We consider our source two 18650s connected in series. When setting up with a 220 Ohm resistor used, the current through 10 (!) Parallel LEDs will be (2 * 3.7V – 3V) /0.22 = 20 mA. It's all? Not a lot … Not everything is clear with the filament: “… pulls out one copper core from the wire. Installs connecting wires instead of LED . © »
What kind of a core that heats up and does not burn out when a voltage of 3 V is applied to it? Or is it a current of 20 mA?
Okay, take the power supply unit, put 7.5 V and start poking different veins without any resistors.
Naturally, they burn out with a flash.

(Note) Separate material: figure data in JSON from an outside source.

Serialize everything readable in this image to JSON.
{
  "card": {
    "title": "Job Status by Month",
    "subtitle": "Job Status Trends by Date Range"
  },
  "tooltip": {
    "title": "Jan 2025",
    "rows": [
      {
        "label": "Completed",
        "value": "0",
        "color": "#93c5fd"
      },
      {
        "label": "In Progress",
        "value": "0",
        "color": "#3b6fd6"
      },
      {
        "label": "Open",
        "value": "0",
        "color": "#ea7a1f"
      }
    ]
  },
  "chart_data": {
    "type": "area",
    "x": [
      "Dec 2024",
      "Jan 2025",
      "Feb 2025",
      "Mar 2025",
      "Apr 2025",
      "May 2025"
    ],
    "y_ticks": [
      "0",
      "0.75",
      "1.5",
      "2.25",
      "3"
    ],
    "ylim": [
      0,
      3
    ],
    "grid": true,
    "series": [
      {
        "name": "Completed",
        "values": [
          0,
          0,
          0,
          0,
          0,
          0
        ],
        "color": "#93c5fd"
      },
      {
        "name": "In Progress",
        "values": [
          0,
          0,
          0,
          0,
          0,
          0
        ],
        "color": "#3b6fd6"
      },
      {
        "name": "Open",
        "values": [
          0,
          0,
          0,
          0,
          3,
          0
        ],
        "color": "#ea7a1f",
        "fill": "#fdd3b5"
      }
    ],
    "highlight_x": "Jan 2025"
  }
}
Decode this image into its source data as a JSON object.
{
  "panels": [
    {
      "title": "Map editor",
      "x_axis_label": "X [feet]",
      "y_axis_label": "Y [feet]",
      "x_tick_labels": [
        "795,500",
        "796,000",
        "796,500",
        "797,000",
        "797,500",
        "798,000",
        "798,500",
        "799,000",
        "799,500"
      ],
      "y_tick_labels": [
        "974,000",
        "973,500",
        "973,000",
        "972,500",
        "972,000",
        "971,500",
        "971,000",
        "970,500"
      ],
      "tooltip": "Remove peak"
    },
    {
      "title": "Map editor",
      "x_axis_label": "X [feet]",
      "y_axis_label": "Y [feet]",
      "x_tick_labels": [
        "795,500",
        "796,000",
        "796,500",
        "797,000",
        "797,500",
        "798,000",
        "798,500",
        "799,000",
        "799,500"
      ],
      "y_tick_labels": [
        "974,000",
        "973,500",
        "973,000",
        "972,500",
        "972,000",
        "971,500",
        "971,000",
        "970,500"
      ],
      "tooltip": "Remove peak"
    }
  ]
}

We limit the current supplied by the PSU to the stage when the copper wire with a diameter of 0.2 mm does not burn out.
In this case, a current of about 7 amperes flows through the wire with a voltage drop of about 1.2 volts. We can calculate the required resistor in the original circuit: (7.5 V – 1.2 V)/7 A is equal to less than one Ohm, not 220. By the way, you can also power the power circuit from parallel connected batteries.
We wind 2 turns of wire (to hold) on the head of the match, turn it on. Nothing happens, nothing, suddenly there is a flash, I did not have time to photograph and did not notice when the wire broke.
We repeat, now it's more accurate.
The wire is still intact. We repeat with the same wire.
Wire again intact, repeat? No, the matches are out and the burned finger hurts.
Yes, the author is right, the filament is reusable, or rather, it can be. Everyone, comment!